Hello,
I found that periodically forward step of LSTM is much slower than the normal cases. (about 100x to 1000x) Like this:
0 0.6872286860016175
1 0.03016717400169
2 0.12600803600798827
3 0.0197318460122915
4 0.01949280800181441
5 0.020448374008992687
6 0.018867813996621408
7 0.019007549999514595
8 0.018927561002783477
9 0.021016058992245235
10 0.019149257001117803
11 0.01897870100219734
12 0.021137274001375772
13 0.01889458800724242
14 0.018980594002641737
15 0.018866767000872642
16 0.021382328995969146
17 0.018798255012370646
18 0.018863944002077915
19 0.018828870001016185
20 0.023177682000095956
21 0.6736630689993035
22 1.2398238299938384
23 0.030545044006430544
24 0.11513781499525066
25 0.019403386002522893
26 0.019165677003911696
27 0.019054023010539822
28 0.018622093004523776
29 0.019038957005250268
30 0.018983667003340088
31 0.01874833799956832
32 0.02260433901392389
33 0.01899709399731364
34 0.01882772501267027
35 0.018957025997224264
36 0.0190426729968749
37 0.018901817995356396
38 0.018845165992388502
39 0.018859390998841263
40 0.018843275000108406
41 0.018885923011112027
42 0.018775675998767838
43 1.3015025630011223
And code for reproduce this:
import torch
import torch.nn as nn
import torch.optim as optim
from torch.autograd import Variable
from time import perf_counter
class LanguageModel(nn.Module):
def __init__(self, n_input, n_hidden):
super().__init__()
self.rnn = nn.LSTM(n_input, n_hidden, batch_first=True)
self.n_hidden = n_hidden
def forward(self, input, hidden, training=True):
output, hidden = self.rnn(input, hidden)
return output, hidden
def init_hidden(self, batch_size):
weight = next(self.parameters()).data
return (Variable(weight.new(1, batch_size, self.n_hidden).zero_()),
Variable(weight.new(1, batch_size, self.n_hidden).zero_()))
def repackage_hidden(h):
if type(h) == Variable:
return Variable(h.data)
else:
return tuple(repackage_hidden(v) for v in h)
i_size = 16
o_size = 16
model = LanguageModel(i_size, o_size)
model.cuda()
criterion = nn.MSELoss().cuda()
optimizer = optim.SGD(model.parameters(), lr=30, momentum=0)
def train():
hidden = model.init_hidden(128)
X_tensor = torch.randn(128, 20, i_size).cuda()

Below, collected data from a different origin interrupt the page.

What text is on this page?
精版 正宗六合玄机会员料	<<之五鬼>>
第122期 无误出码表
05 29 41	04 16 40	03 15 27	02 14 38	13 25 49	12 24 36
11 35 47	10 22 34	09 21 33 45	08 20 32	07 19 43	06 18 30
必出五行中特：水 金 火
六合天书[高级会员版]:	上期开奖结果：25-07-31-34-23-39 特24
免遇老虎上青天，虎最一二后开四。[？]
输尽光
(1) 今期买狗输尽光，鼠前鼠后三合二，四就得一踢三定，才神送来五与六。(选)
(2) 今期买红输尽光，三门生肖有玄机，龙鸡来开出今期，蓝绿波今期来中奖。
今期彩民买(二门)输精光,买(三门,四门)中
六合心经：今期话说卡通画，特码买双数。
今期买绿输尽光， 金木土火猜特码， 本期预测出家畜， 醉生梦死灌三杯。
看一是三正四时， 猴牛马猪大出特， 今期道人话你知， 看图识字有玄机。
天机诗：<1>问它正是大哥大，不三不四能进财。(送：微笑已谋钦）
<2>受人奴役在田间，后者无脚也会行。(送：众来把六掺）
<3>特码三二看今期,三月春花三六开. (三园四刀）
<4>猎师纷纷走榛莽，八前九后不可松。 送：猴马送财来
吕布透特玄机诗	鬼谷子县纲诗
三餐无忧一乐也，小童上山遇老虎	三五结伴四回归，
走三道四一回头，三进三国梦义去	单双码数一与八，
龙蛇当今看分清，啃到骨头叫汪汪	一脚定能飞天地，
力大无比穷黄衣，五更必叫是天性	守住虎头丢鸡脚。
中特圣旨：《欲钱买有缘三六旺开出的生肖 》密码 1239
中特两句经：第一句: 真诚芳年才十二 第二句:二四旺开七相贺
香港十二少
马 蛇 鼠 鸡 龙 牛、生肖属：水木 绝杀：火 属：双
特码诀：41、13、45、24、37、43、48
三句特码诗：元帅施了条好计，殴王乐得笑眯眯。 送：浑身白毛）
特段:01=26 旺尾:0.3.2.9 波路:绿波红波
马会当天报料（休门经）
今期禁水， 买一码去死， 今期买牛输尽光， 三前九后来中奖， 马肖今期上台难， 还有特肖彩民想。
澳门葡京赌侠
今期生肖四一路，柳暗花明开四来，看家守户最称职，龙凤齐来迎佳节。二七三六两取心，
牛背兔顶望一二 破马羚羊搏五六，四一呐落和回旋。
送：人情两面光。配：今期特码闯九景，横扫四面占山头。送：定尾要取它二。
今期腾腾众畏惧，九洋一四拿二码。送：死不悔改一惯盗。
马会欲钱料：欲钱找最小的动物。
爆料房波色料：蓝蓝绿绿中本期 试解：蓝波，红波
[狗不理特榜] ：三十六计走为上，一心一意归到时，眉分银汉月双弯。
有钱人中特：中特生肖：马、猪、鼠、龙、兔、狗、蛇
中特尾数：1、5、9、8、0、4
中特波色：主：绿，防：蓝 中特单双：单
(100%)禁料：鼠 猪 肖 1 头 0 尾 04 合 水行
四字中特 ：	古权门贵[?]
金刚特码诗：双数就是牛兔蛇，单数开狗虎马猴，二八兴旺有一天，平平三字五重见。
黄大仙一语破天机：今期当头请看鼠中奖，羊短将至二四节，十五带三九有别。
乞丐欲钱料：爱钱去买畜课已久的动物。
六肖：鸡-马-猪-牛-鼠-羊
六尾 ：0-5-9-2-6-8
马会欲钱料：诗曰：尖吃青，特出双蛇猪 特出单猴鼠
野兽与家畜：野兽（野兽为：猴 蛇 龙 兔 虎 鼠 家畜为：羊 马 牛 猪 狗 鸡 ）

Y_tensor = torch.randn(128, 20, o_size).cuda()
for i in range(5000):
X_var, Y_var = Variable(X_tensor), Variable(Y_tensor.view(-1))
hidden = repackage_hidden(hidden)
model.zero_grad()
torch.cuda.synchronize()
start = perf_counter()
output, hidden = model(X_var, hidden)
torch.cuda.synchronize()
end = perf_counter()
print(i, end - start)
if __name__ == '__main__':
train()
I tested this on PyTorch 0.3 (precompiled) and 0.4 (master) with cuda 9. with PyTorch 0.3 and cuda 8 this phenomenon was not occurred. Also I found this on RNN and LSTM, but not found in LSTM with autograd and another regular neural network models. So I suspect that this is somewhat related to Cudnn LSTM.
Also, slowdown is similar between different size of LSTMs. For example, even with much larger or smaller models slowdown is about same. (1.2 seconds) So I think there is some constant delay between the forward steps.
Is there any potential cause of this phenomenon? Can cuda & cudnn environment affect performance of pytorch like this?